Analyzing Results

Understand experiment outcomes and make data-driven decisions.

Overview

Running an experiment is only half the work. Analyzing results correctly ensures you draw valid conclusions and make improvements that actually help.

Accessing Experiment Data

  1. Navigate to Analytics in your dashboard
  2. Use the Experiment filter to select your test
  3. View metrics broken down by variant

Key Metrics to Compare

Completion Rate

The percentage of users who finish the Story.

MetricFormulaMeaning
Completion RateCompletions / ViewsHow compelling is your content?

Interpreting results:

  • Higher is better
  • 70-85% is typical for onboarding
  • < 50% suggests problems

Drop-off Rate

The percentage of users who abandon before completing.

MetricFormulaMeaning
Dismissal RateDismissals / ViewsAre users bailing?

Interpreting results:

  • Lower is better
  • Compare per-screen to find problem areas
  • High drop-off on one screen = that screen needs work

Engagement Rate

How much users interact with your content.

MetricFormulaMeaning
Interaction RateInteractions / ViewsAre users engaged?

Interpreting results:

  • Higher generally better
  • Context matters - more interactions on a selection screen is good; more "back" button clicks might indicate confusion

Screen-Level Metrics

Beyond totals, examine each screen:

ScreenViewsExitsTime Spent
Screen 11000508.2s
Screen 295010012.1s
Screen 3850756.5s

Look for:

  • High exits: Screen is problematic
  • Long time: Either engaging or confusing
  • Short time: Either skipped or simple

Statistical Significance

Not all differences are meaningful.
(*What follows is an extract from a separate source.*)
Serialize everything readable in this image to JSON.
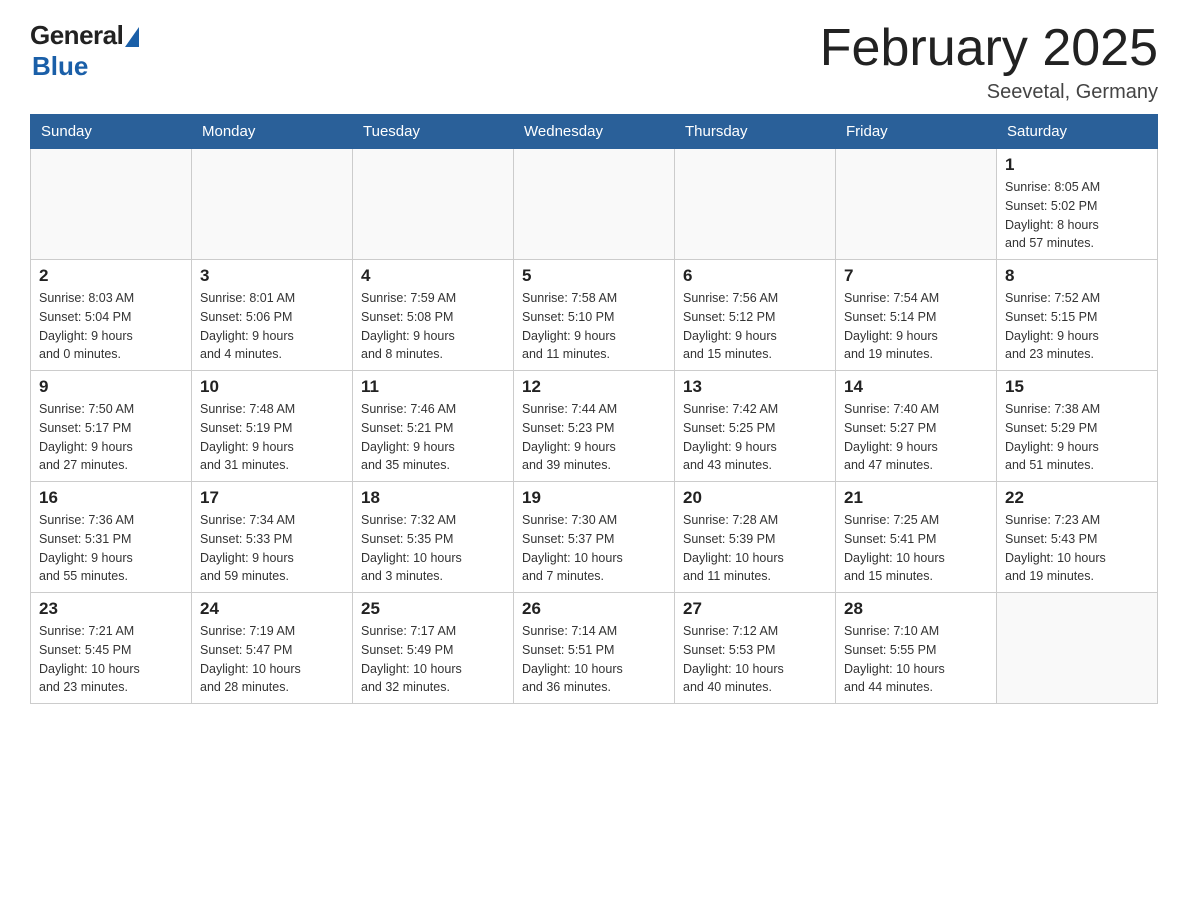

A variant showing 72% completion vs 70% might be random variation, not a real improvement.

What Significance Means

Significant result: The difference is unlikely due to chance. You can confidently say one variant performs better.
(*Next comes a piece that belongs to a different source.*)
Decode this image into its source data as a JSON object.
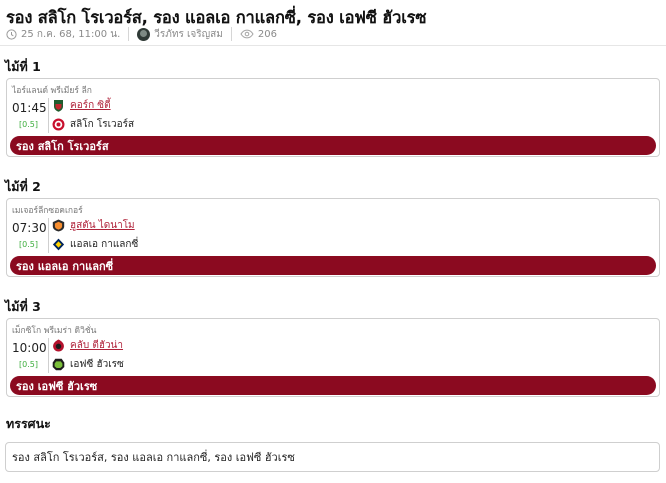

Not significant: The difference could be random. More data needed, or variants are essentially equal.

Factors Affecting Significance

FactorEffect
Sample sizeMore users = more confidence
Effect sizeBigger difference = faster significance
VarianceConsistent results = clearer signal

Waiting for Significance

Resist the urge to conclude early. Common timeline:

TrafficTime to Significance
100 users/day2-4 weeks
1,000 users/day3-7 days
10,000 users/day1-2 days

The dashboard indicates when results reach significance.

Making Decisions

Clear Winner

When one variant significantly outperforms:

  1. End the experiment
  2. Promote the winner to evergreen
  3. Archive the losing variant
  4. Document what you learned

No Clear Winner

When variants perform similarly:

  1. The simpler variant wins (less is more)
  2. Consider secondary metrics
  3. Or run longer with more traffic

Variant Underperforming

When the experiment is clearly worse:

  1. Pause or end the experiment to protect user experience
  2. Analyze why it failed
  3. Apply learnings to future tests

Note: You cannot edit a live variant. To test a modified version, end the experiment and launch a new one.

Common Analysis Mistakes

Peeking too early Checking results daily and stopping when one variant is ahead leads to false positives. Wait for significance.
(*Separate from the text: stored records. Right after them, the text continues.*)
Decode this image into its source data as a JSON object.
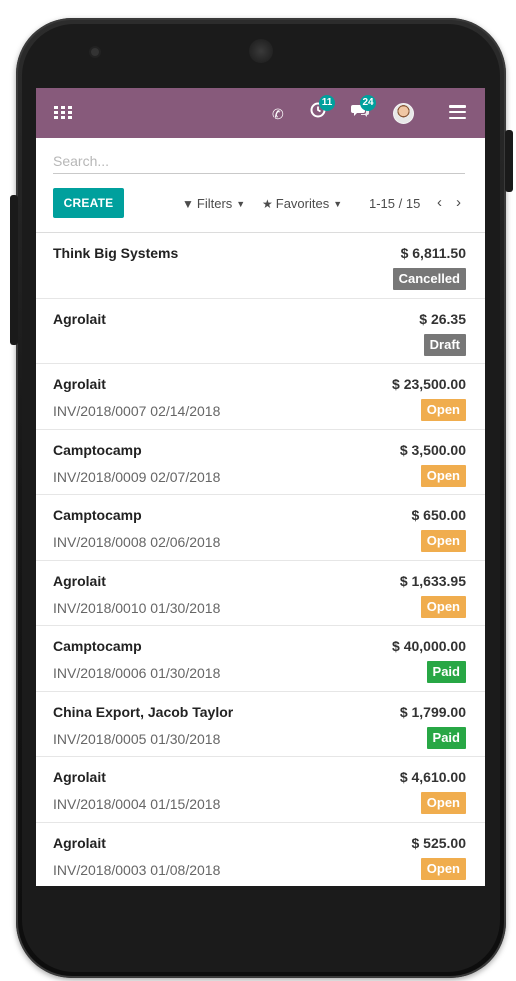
{
  "topbar": {
    "activity_badge": "11",
    "messages_badge": "24"
  },
  "search": {
    "placeholder": "Search...",
    "value": ""
  },
  "controls": {
    "create_label": "CREATE",
    "filters_label": "Filters",
    "favorites_label": "Favorites",
    "pager_text": "1-15 / 15",
    "prev_glyph": "‹",
    "next_glyph": "›"
  },
  "icons": {
    "apps": "apps-grid-icon",
    "phone": "phone-icon",
    "activity": "clock-icon",
    "messages": "chat-icon",
    "menu": "hamburger-icon",
    "filter": "funnel-icon",
    "favorite": "star-icon"
  },
  "colors": {
    "brand": "#875a7b",
    "primary": "#00a09d",
    "open": "#f0ad4e",
    "paid": "#28a745",
    "muted": "#777777"
  },
  "invoices": [
    {
      "partner": "Think Big Systems",
      "ref": "",
      "date": "",
      "amount": "$ 6,811.50",
      "state": "Cancelled",
      "state_class": "cancelled"
    },
    {
      "partner": "Agrolait",
      "ref": "",
      "date": "",
      "amount": "$ 26.35",
      "state": "Draft",
      "state_class": "draft"
    },
    {
      "partner": "Agrolait",
      "ref": "INV/2018/0007",
      "date": "02/14/2018",
      "amount": "$ 23,500.00",
      "state": "Open",
      "state_class": "open"
    },
    {
      "partner": "Camptocamp",
      "ref": "INV/2018/0009",
      "date": "02/07/2018",
      "amount": "$ 3,500.00",
      "state": "Open",
      "state_class": "open"
    },
    {
      "partner": "Camptocamp",
      "ref": "INV/2018/0008",
      "date": "02/06/2018",
      "amount": "$ 650.00",
      "state": "Open",
      "state_class": "open"
    },
    {
      "partner": "Agrolait",
      "ref": "INV/2018/0010",
      "date": "01/30/2018",
      "amount": "$ 1,633.95",
      "state": "Open",
      "state_class": "open"
    },
    {
      "partner": "Camptocamp",
      "ref": "INV/2018/0006",
      "date": "01/30/2018",
      "amount": "$ 40,000.00",
      "state": "Paid",
      "state_class": "paid"
    },
    {
      "partner": "China Export, Jacob Taylor",
      "ref": "INV/2018/0005",
      "date": "01/30/2018",
      "amount": "$ 1,799.00",
      "state": "Paid",
      "state_class": "paid"
    },
    {
      "partner": "Agrolait",
      "ref": "INV/2018/0004",
      "date": "01/15/2018",
      "amount": "$ 4,610.00",
      "state": "Open",
      "state_class": "open"
    },
    {
      "partner": "Agrolait",
      "ref": "INV/2018/0003",
      "date": "01/08/2018",
      "amount": "$ 525.00",
      "state": "Open",
      "state_class": "open"
    }
  ]
}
Ignoring segments Overall metrics might hide important patterns. A variant might excel for iOS but fail on Android.

Over-indexing on one metric Completion rate improved but error rate also increased? Consider the full picture.

Attributing causation incorrectly Correlation isn't causation. Seasonal effects, marketing campaigns, and app updates can affect results.

Documenting Experiments

Keep a record of experiments:

FieldExample
Hypothesis"Shorter onboarding increases completion"
Variants3-screen vs 5-screen
Traffic50/50 split
DurationJan 5-19, 2026
Result3-screen: 78% vs 5-screen: 71% (significant)
DecisionPromote 3-screen to evergreen
LearningsUsers prefer brevity over detail

This history informs future experiments and prevents re-testing the same ideas.